By looking at the things that aren't working for you and comparing them to where you'd love for your life to be. This will reveal the divide or the distance you need to travel. Brainstorm ideas to get from non-alignment to full and total alignment. Again, ignore the how. Write excuses in red.


About 7 years ago when I was looking at what I wanted my marriage "wow" to look like, I wrote I wanted to have an amazing marriage. After all, we might have another 60+ years together. Why not dream of a wonderful marriage instead of a mediocre one? That's when I decided to invest in marriage counseling. I took baby steps, though. I read some books on marriage, I talked to a couple of friends, I read online reviews of marriage therapists. I picked one and made an appointment.


What if your job isn't in alignment with who you want to be? Our brains immediately go to either the "how" of solving the problem or we come up with excuses about why things can't or won't change. Don't worry about the how. Imagine waking up excited and grateful for your job. Imagine being energized as you go through your workday. How do you want to feel when you go to work?
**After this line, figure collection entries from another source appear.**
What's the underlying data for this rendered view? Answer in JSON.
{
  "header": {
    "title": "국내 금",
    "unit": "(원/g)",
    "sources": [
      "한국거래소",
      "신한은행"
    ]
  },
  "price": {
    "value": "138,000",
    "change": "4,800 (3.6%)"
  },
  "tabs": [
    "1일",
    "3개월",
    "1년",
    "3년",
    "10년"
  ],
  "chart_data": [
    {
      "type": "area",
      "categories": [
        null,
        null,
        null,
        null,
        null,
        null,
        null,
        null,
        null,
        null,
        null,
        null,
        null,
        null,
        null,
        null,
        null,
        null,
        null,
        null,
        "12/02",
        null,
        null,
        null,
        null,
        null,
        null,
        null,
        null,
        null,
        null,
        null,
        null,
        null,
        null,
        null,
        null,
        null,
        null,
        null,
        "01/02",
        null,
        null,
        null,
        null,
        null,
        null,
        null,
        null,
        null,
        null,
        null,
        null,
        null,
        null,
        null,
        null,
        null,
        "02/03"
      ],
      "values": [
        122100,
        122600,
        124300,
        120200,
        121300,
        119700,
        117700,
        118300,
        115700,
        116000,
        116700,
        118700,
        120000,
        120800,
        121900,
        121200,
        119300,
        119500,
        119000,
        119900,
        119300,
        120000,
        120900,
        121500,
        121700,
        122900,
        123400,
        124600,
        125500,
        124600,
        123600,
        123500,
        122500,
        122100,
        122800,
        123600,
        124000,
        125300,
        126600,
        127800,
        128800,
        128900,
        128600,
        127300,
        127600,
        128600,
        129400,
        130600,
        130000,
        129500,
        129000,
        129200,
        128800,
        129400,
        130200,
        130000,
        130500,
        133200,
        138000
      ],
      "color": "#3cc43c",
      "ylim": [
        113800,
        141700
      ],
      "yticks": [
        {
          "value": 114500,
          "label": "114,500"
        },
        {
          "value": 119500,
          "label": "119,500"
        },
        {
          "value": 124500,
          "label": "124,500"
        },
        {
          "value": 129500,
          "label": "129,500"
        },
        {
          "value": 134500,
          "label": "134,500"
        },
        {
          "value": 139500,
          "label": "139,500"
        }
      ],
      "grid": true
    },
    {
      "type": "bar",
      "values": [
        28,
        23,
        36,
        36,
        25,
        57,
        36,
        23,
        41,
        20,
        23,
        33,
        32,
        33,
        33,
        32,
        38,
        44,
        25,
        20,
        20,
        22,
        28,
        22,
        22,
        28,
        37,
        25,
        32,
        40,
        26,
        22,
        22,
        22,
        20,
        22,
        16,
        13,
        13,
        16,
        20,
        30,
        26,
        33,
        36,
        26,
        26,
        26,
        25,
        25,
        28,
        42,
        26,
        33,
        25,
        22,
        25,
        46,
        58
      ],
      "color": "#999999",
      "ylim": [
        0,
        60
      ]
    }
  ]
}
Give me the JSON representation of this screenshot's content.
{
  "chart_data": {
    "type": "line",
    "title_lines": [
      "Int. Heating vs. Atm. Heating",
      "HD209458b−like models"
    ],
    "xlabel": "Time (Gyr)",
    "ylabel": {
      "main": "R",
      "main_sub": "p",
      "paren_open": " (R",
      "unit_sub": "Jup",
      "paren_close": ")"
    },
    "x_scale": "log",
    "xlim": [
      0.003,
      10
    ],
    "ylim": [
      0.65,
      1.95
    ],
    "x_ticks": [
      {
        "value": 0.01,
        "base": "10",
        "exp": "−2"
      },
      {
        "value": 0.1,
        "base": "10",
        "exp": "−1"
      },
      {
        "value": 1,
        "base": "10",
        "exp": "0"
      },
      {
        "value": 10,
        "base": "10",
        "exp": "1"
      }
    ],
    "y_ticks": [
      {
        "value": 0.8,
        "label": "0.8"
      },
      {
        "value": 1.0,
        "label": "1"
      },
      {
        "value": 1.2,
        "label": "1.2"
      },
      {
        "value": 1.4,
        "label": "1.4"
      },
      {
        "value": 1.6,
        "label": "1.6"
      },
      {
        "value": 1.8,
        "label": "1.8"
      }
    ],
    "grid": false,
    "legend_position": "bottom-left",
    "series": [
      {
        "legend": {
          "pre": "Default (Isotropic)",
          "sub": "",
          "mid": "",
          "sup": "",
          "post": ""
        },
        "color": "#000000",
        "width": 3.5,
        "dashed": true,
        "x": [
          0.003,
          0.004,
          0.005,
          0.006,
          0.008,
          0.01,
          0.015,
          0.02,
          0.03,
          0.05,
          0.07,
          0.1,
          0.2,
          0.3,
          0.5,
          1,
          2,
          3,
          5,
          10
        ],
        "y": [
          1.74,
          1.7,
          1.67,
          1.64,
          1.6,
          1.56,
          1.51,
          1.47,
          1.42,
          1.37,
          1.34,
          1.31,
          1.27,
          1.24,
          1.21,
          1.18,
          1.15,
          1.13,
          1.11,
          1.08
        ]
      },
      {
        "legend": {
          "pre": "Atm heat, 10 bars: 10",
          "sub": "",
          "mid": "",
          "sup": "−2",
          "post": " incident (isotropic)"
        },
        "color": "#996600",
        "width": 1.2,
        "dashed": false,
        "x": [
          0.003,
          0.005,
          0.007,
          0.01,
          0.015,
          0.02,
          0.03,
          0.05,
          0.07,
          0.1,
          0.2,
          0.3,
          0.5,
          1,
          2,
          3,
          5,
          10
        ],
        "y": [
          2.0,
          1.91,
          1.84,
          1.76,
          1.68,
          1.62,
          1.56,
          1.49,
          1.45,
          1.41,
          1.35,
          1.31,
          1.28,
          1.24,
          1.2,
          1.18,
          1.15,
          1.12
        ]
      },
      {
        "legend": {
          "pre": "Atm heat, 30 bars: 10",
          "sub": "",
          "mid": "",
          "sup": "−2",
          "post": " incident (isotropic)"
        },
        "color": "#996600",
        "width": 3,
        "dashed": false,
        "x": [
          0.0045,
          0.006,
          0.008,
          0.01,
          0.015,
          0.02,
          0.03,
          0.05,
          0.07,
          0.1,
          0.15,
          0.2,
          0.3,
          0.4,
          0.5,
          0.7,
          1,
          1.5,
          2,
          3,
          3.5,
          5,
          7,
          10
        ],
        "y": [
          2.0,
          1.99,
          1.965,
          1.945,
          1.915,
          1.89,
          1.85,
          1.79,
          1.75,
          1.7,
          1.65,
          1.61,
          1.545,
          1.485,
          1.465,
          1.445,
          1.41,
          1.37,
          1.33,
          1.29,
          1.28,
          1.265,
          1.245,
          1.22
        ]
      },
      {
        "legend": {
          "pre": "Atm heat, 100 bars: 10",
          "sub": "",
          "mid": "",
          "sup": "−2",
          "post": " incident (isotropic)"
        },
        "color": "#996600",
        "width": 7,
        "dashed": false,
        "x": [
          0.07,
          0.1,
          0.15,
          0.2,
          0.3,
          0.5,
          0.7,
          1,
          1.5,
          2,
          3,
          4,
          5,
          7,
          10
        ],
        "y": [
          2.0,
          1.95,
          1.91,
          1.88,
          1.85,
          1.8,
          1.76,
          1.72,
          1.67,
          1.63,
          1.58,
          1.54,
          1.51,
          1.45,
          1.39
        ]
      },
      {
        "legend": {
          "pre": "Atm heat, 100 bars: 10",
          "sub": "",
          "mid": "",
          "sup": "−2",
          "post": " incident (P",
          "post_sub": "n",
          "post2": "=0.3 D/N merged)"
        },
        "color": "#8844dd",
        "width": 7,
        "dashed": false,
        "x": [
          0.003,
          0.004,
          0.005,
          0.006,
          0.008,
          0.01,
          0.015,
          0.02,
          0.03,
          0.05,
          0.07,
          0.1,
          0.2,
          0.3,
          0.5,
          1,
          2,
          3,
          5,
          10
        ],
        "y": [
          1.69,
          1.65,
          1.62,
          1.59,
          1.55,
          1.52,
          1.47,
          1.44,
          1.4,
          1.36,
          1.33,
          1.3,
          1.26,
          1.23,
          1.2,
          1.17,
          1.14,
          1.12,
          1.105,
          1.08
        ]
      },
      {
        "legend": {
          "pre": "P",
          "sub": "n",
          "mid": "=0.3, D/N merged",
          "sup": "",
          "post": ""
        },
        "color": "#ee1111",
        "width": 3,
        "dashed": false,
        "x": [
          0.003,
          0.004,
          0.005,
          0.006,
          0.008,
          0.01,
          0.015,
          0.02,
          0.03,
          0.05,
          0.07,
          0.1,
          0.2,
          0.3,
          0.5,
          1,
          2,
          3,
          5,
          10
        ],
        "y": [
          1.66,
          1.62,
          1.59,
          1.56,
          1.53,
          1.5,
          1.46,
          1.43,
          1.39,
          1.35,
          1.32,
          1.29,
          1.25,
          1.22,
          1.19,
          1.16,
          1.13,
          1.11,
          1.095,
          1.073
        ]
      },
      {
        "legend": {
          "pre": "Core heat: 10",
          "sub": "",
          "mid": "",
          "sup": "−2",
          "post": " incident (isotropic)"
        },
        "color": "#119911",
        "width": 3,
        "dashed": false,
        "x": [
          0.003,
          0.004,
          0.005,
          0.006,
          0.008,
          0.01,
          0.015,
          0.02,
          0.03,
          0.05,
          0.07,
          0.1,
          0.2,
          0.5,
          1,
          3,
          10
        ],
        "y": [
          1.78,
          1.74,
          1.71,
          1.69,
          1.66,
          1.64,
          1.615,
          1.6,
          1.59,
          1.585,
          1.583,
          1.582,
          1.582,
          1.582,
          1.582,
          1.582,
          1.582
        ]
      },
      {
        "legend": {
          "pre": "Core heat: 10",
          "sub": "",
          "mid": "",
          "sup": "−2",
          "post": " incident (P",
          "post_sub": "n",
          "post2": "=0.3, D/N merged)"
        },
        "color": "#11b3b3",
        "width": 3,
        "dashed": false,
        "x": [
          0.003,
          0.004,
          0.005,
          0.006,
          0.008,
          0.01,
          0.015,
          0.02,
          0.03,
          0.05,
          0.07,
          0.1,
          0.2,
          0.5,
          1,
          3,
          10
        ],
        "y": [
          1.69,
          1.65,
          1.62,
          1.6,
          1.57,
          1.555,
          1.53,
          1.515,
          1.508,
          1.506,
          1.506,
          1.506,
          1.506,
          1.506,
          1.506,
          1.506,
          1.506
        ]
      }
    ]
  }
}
Finances: We don't have a budget and frankly, I have major money anxiety. I'd rather not spend money than do a budget and have the money go towards house improvement projects or vacations. My excuses went something like this: If we have a budget, I will feel caged in and not be able to spend money on all my small amazon, target, and TJ Maxx purchases. Or, we'll be giving ourselves permission to blow massive money on our yard project. Write down your excuses or limiting beliefs. Write down what's not working for you with your finances. Maybe you have no cash flow, maybe you feel choked by your debt. Pick a word or two to describe how you'd like to feel (for me the word "free" pops up). Then work backward. How would that look in terms of your bank account, your budget, your spending?


Speaking of how you want to feel, this is the last part of the exercise. Go through each bucket or category and write down adjectives to describe how you'd like to feel. Curious, connected, driven, determined, calm, engaged, peaceful, focused, etc. Sometimes it's easier to do the words first and come back with the specifics of what you want later. Put your top three words all over the place. Repeat them to yourself over and over this year. You'll notice you start making decisions based on these words. If a decision doesn't support your words, then it's a No.